Quel pasticciaccio brutto del redditometro

Quel pasticciaccio brutto del redditometro non c’è più. La presidente del Consiglio, Giorgia Meloni, ha annunciato d’aver sospeso il decreto che era stato appena introdotto dal “suo” viceministro all’Economia, Maurizio Leo, per rendere meno arbitrario il controverso strumento di accertamento indiretto e sintetico dei redditi.

La polemica che era subito esplosa sia all’interno della maggioranza, sia da parte delle opposizioni contro il centrodestra, accusato d’aver ridato vitalità a un meccanismo da sempre contestato, ha spinto alla rapida marcia indietro. Anche perché incombe il voto europeo, che non consente incoerenze o incertezze rispetto all’approccio induttivo e alla logica invasiva del discusso meccanismo. Un’arma fiscale che troppo spesso s’è rivelata impotente per scoprire e colpire gli evasori, ma in compenso vessatoria nei riguardi dei contribuenti onesti, cioè la maggioranza degli italiani. Nell’era digitale non possono essere rilevatori borbonici su redditi presunti ad accertare il leale comportamento dei cittadini.

Altolà al redditometro e allarme dell’Abi, l’associazione del mondo bancario, sul superbonus. Che mette a repentaglio i conti dello Stato, ma anche le scelte di famiglie, imprese e condominii “colpevoli” solo d’aver rispettato le regole. Regole che il governo è stato chiamato a modificare per evitare disastri sul debito pubblico.

Ma Antonio Patuelli, presidente dell’Abi, paventa il pericolo dell’insolvenza per coloro, persone o aziende, che alle banche avevano fatto affidamento per le ristrutturazioni. Perché banche e assicurazioni, che sono -ricorda Patuelli- i maggiori acquirenti dei crediti fiscali, rischiano di doversi fermare, “dato che è stato ridotto l’ambito di compensazione”.

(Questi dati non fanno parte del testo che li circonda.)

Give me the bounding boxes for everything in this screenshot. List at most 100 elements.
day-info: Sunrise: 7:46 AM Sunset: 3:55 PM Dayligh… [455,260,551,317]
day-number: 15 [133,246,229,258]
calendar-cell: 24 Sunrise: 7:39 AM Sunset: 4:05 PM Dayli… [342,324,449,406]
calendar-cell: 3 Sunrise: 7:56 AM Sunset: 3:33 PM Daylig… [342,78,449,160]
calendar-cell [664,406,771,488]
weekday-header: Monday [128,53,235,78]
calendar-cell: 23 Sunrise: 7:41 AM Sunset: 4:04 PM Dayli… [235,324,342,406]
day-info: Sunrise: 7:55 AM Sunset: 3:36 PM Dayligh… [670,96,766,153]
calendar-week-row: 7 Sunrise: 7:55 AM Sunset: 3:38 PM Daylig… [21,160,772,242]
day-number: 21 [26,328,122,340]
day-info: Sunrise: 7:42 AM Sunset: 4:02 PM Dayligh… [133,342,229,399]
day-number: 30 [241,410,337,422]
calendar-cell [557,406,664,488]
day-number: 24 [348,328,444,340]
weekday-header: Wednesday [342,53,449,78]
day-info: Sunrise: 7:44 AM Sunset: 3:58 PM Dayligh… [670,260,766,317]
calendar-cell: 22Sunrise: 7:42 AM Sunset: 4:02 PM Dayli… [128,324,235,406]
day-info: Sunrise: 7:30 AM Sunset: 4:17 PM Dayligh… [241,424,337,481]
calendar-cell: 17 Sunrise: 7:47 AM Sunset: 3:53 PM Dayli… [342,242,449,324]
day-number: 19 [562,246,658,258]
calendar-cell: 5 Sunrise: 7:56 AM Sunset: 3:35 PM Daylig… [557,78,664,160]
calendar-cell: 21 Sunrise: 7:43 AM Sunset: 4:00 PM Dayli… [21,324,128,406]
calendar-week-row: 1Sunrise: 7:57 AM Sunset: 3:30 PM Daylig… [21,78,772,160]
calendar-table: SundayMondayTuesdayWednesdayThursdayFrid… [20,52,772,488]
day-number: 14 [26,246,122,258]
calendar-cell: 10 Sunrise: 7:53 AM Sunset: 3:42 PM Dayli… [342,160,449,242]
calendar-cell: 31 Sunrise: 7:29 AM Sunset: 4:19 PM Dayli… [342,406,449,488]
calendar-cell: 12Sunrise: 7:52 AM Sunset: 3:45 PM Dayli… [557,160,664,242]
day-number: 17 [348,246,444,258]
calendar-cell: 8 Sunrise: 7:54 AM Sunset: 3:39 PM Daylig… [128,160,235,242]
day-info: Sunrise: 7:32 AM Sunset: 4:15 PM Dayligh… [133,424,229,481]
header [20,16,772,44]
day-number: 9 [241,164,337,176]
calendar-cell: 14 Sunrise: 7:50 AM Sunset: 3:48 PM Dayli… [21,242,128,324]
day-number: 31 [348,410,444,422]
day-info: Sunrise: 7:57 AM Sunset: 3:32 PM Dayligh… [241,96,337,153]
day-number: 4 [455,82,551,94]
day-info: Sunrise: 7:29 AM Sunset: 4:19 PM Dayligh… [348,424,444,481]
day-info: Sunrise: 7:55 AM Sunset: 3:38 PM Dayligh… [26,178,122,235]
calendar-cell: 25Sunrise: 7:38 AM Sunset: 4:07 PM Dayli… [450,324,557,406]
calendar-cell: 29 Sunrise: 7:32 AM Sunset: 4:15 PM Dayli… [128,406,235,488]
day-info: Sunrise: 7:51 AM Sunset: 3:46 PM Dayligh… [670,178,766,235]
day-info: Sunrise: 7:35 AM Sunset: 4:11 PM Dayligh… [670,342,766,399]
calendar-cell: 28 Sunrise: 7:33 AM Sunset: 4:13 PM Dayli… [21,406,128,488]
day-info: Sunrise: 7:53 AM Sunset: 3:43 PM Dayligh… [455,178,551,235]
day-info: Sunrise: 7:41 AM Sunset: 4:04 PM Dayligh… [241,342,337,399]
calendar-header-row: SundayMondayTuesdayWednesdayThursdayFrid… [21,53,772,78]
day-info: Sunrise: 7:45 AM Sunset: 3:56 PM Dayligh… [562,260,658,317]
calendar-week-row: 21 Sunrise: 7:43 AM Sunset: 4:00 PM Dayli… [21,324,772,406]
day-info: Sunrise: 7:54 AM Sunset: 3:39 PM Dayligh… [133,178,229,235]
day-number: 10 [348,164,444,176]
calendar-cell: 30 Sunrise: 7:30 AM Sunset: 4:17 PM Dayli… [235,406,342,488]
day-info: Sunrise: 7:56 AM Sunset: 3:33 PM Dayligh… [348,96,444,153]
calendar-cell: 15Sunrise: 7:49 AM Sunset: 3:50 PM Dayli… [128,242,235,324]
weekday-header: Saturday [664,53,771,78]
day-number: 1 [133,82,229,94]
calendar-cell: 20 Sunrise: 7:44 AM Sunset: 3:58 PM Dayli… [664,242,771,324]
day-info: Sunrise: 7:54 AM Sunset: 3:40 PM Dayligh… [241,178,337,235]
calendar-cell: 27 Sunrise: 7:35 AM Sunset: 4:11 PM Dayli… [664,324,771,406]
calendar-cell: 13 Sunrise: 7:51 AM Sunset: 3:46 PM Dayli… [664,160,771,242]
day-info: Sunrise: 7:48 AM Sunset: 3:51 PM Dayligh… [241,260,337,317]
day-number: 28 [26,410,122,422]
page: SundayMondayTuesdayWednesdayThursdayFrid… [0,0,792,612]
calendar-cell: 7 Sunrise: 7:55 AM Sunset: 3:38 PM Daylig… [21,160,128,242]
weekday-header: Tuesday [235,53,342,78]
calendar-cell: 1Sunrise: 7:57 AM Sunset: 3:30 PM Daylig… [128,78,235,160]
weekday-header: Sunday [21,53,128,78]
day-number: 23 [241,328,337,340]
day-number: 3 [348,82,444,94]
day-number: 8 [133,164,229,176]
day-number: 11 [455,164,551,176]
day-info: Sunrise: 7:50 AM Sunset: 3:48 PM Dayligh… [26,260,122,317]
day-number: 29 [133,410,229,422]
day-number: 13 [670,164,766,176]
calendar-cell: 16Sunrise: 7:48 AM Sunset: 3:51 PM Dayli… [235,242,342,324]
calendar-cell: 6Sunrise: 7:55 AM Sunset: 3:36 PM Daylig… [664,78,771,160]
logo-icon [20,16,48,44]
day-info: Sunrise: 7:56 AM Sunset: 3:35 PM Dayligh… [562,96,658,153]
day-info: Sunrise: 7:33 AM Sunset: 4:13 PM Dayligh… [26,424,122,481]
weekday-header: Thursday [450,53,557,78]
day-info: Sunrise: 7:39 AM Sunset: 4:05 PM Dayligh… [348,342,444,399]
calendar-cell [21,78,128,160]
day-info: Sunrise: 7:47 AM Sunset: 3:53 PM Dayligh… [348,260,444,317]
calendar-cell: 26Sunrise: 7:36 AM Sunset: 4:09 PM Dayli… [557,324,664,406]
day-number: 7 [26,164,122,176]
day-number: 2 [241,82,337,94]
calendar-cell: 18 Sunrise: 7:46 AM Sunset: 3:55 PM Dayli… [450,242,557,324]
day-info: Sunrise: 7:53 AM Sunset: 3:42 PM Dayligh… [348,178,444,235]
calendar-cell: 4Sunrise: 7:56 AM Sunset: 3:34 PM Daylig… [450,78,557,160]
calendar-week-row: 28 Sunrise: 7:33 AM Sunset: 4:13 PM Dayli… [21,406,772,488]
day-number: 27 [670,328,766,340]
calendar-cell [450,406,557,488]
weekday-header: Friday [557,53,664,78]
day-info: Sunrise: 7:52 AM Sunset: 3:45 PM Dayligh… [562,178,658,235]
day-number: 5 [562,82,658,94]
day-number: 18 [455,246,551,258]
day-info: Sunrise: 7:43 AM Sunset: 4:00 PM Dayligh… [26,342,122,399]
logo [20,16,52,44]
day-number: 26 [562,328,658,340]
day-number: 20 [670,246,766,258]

Per uscire dal circolo vizioso di una misura a suo tempo -il tempo della pandemia- opportuna e condivisa, ma che poi non è stata applicata né controllata con rigore per evitare truffe e, soprattutto, per impedire la voragine nei conti pubblici (dai 34 miliardi in origine la previsione di spesa è deflagrata a 160), il governo ha dovuto correre ai ripari.

Ma i nuovi e più stringenti criteri spostano da 4 a 10 anni il periodo per detrarre le spese del superbonus già a partire dal 1° gennaio 2024. Dunque, una norma retroattiva che impone molto più tempo, a chi s’è già impegnato, per il rimborso spettante.

Da qui la doppia esigenza: come salvare i conti dello Stato, senza sacrificare i conti degli italiani che alla Legge si sono attenuti.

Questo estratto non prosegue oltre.